Panga, China's largest listed car distributor, has come to the rescue of Saab in a deal worth as much as 110 million euros ($155 million) for the debt-ridden automaker, potentially staving off the collapse of one of Sweden's best-known brands, Reuters reported early today.

The latest deal involves an agreement by Pangda to buy Saab vehicles in two sections.
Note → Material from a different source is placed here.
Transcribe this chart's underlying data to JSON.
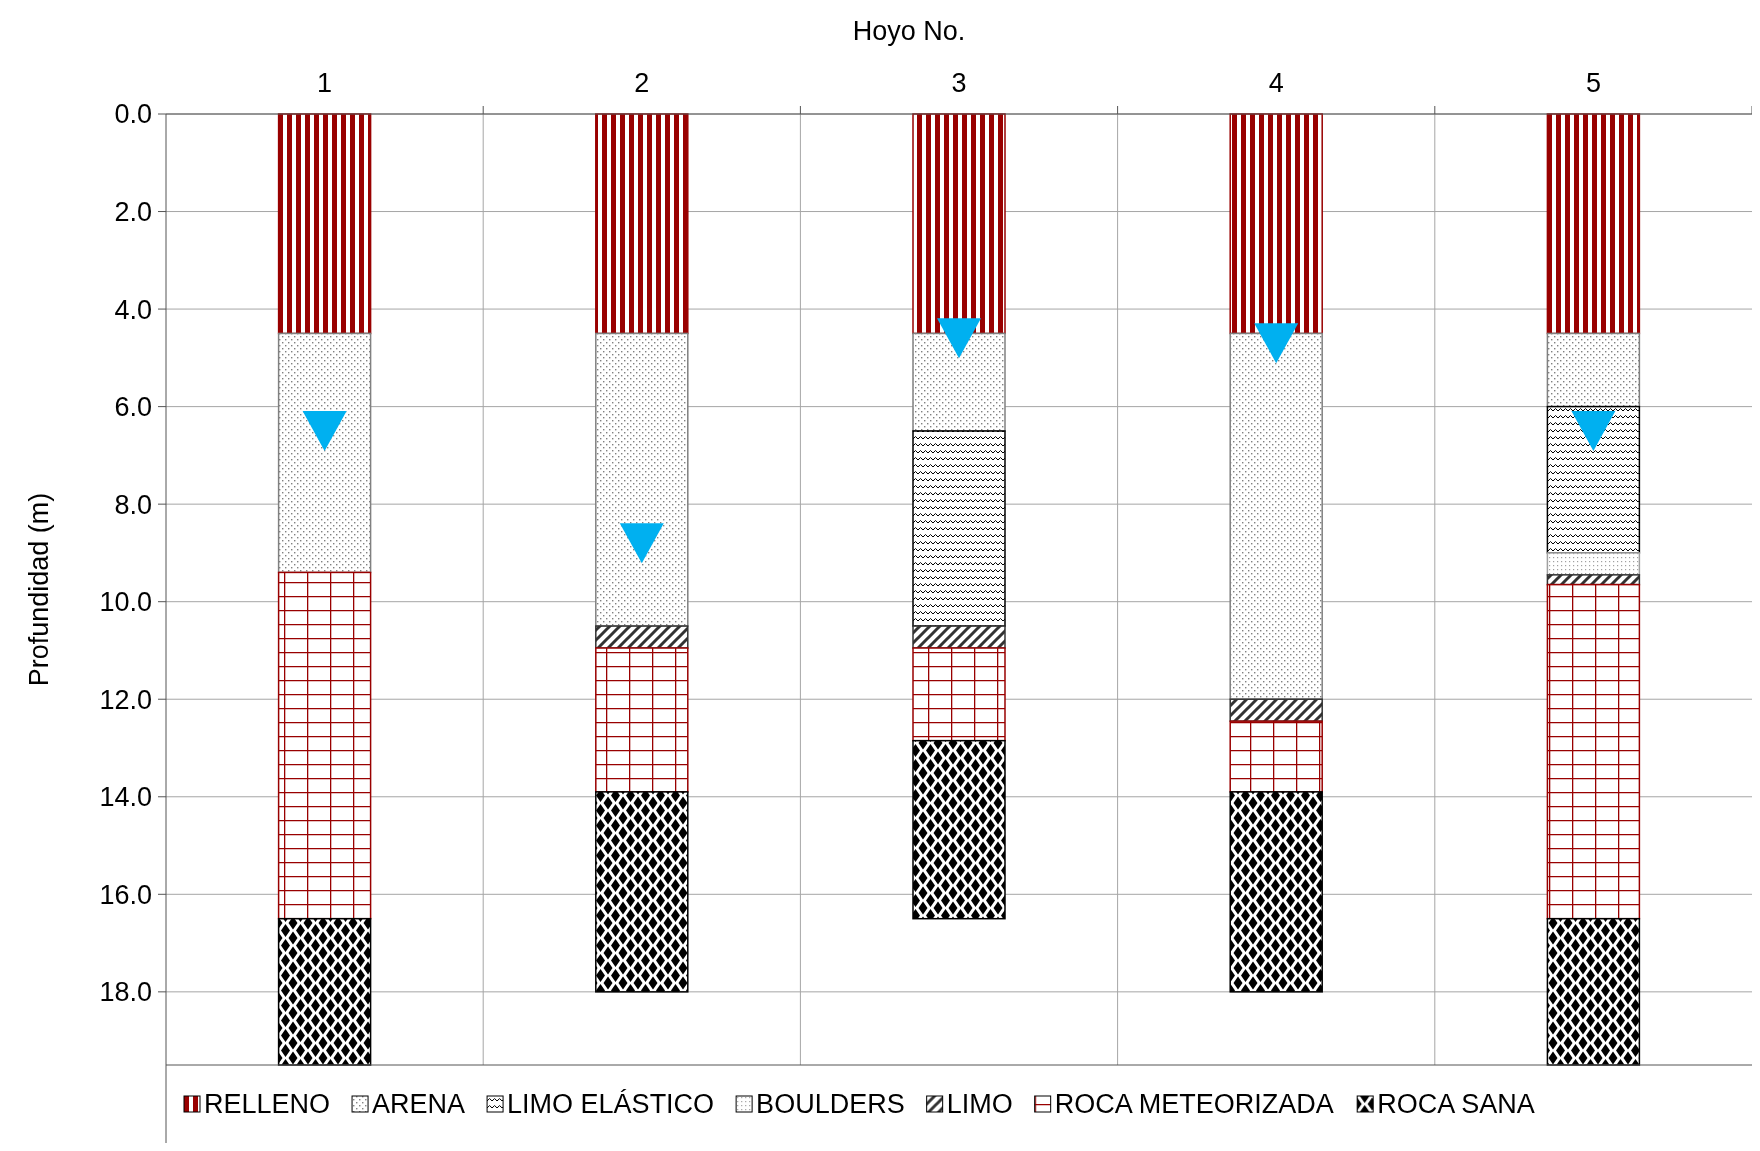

An initial purchase worth 30 million euros is already in the works and a further sale worth 15 million euros will follow, Victor Muller, CEO of Spyker and Saab, told a conference call with journalists today.

Pangda, which raised raised nearly $1 billion in its initial public offering last month, will also take a 24 percent equity stake in Spyker for a total of 65 million euros, or 4.19 euros per share.

The deal is the second pact with a Chinese rescuer within as many weeks, and could still face setbacks given the difficulties some Chinese firms have had in the past when it comes to obtaining the requisite government approvals for acquisitions or overseas investments.

However Muller said that it would be much easier to obtain the necessary approvals because Pangda is a car distributor and not a manufacturer.